Davalılar, davanın reddini savunmuştur.
Mahkemece, davanın kabulüne, 50.000,00 TL alacağın (talepte bağlı kalınarak) dava tarihinden işleyecek yasal faizi ile birlikte davalılardan müteselsilen tahsiline karar verilmiş; hüküm, davalılar tarafından temyiz edilmiştir.
1-Davaya konu 1415 nolu parseldeki 3/3720 payın 16.05.2001 tarihli noterde düzenlenen sözleşme ile davalılar murisi tarafından davacıya satışının vaad edildiği ve satış bedelinin tamamının peşin ödendiğinin yazılı olduğu, ancak 30.07.2004 tarihinde dava dışı 3. şahıslar adına tapu devrinin verildiği dosyadaki bilgi ve belgelerle tüm dosya kapsamından anlaşılmaktadır.

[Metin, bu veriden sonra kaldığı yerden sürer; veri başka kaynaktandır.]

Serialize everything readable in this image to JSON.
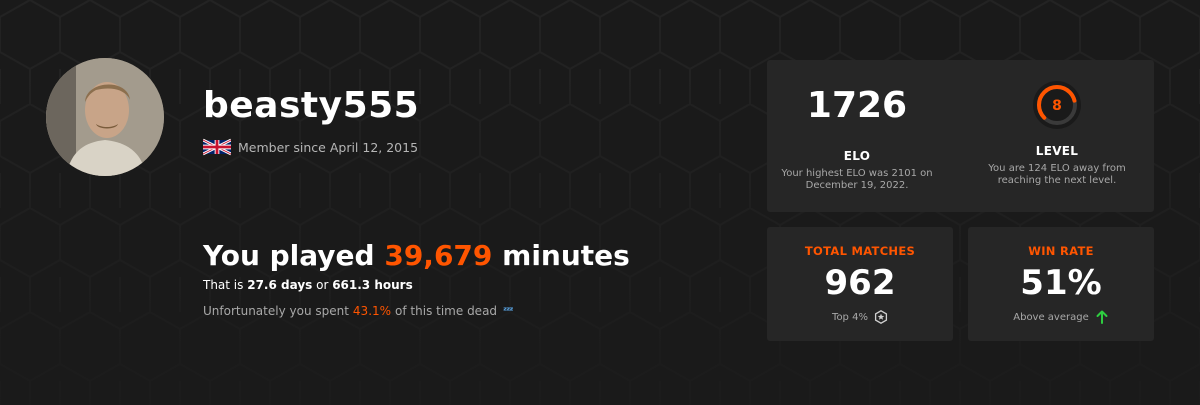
{
  "profile": {
    "username": "beasty555",
    "member_since": "Member since April 12, 2015",
    "flag_icon": "uk-flag-icon"
  },
  "playtime": {
    "prefix": "You played ",
    "minutes": "39,679",
    "suffix": " minutes",
    "detail_prefix": "That is ",
    "days": "27.6 days",
    "detail_mid": " or ",
    "hours": "661.3 hours",
    "dead_prefix": "Unfortunately you spent",
    "dead_percent": "43.1%",
    "dead_suffix": "of this time dead",
    "sleep_icon": "zzz-icon"
  },
  "elo_card": {
    "elo_value": "1726",
    "elo_label": "ELO",
    "elo_desc": "Your highest ELO was 2101 on December 19, 2022.",
    "level_value": "8",
    "level_progress": 0.78,
    "level_label": "LEVEL",
    "level_desc": "You are 124 ELO away from reaching the next level."
  },
  "matches_card": {
    "title": "TOTAL MATCHES",
    "value": "962",
    "foot": "Top 4%",
    "foot_icon": "star-badge-icon"
  },
  "winrate_card": {
    "title": "WIN RATE",
    "value": "51%",
    "foot": "Above average",
    "foot_icon": "arrow-up-icon"
  },
  "colors": {
    "background": "#1a1a1a",
    "card": "#262626",
    "accent": "#ff5500",
    "muted": "#a8a8a8",
    "up_arrow": "#2ecc40"
  }
}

Kaynağını, dava tarihinde yürürlükte olan Borçlar Kanununun 22. maddesinden alan taşınmaz satış vaadi sözleşmeleri, Borçlar Kanununun 213. maddesi ile 4721 sayılı Türk Medeni Kanunun 706 ve Noterlik Kanununun 89. maddeleri hükmü uyarınca, noter önünde re’sen düzenlenmesi gereken, bir başka anlatımla geçerliliği resmi şekil şartına bağlı kılınan ve tam iki tarafa borç yükleyen kişisel hak doğuran sözleşmelerdendir. Böyle bir sözleşme, “borç doğuran” bir sözleşme olarak geçerlidir ve davacı sübjektif imkânsızlık nedeniyle tasarrufi işlemin, yani ifanın yerine getirilememesi sonunda meydana gelen zararın tazminini, BK.’nun 96. maddesi gereğince satıcıdan isteyebilir. Yani burada ifa imkansızlığı nedeniyle taşınmazı devir ve temlik yükümünü yerine getiremeyen vaad borçlusu olan tarafın, ifa edemediği bu edim yerine karşı tarafa yani vaad alacaklısına tazminat ödeme yükümlülüğü söz konusu olacaktır. Davacı, bu durumda şahsi hakkının ifasının kusurlu olarak imkansız hale getirildiği tarihteki taşınmazın rayiç değerini davalılardan isteyebilir. Nitekim, konuya ilişkin sapma göstermeyen yargısal uygulamalar da bu doğrultudadır. O halde, davacı geçerli bir şekilde satış vaadi sözleşmesi ile satın aldığı taşınmazın, edimini tam olarak yerine getiremeyen davalı mirasçılardan, ifanın imkansız hale geldiği tarihteki değerini talep etmeye hakkı bulunmaktadır. Durum böyle mahkemece yapılacak iş: konusunda uzman bilirkişiler ile mahallinde keşif yapılarak, emsal taşınmazlar da dikkate alınıp tespit edilerek, bu konuda ayrıntılı, açıklayıcı ve denetime elverişli bir rapor alınması, davacının talebinin (taleple bağlılık ilkesi de gözetilerek) değerlendirilmesi ve sonucuna göre bir karar verilmesinden ibarettir. Mahkemece, açıklanan hususlar göz ardı edilerek yetersiz bilirkişi raporu hükme esas alınarak eksik inceleme sonucu ve yazılı şekilde hüküm kurulmuş olması usul ve yasaya aykırı olup, bozma nedenidir.
2-Yukarıda yapılan açıklamalara göre, mahkemece dava tarihi itibariyle mi yoksa satış tarihi itibariyle mi rayiç değerinin karara esas alındığı gerekçede belirtilmesi gerekirken, yazılı şekilde gerekçede bu hususun gözden kaçırılması usul ve yasaya aykırı olup bozmayı gerektirir.
3-Bozma nedenine göre davalıların sair temyiz itirazlarının bu aşamada incelenmesine yer olmadığına karar vermek gerekmiştir.
SONUÇ: Yukarıda birinci ve ikinci bentte açıklanan nedenlerle hükmün BOZULMASINA, üçüncü bentte açıklanan nedenlerle davalıların sair temyiz itirazlarının incelenmesine yer olmadığına, peşin alınan harcın istek halinde iadesine, HUMK’nun 440/1 maddesi uyarınca tebliğden itibaren 15 gün içerisinde karar düzeltme yolu açık olmak üzere, 07/12/2017 gününde oybirliğiyle karar verildi.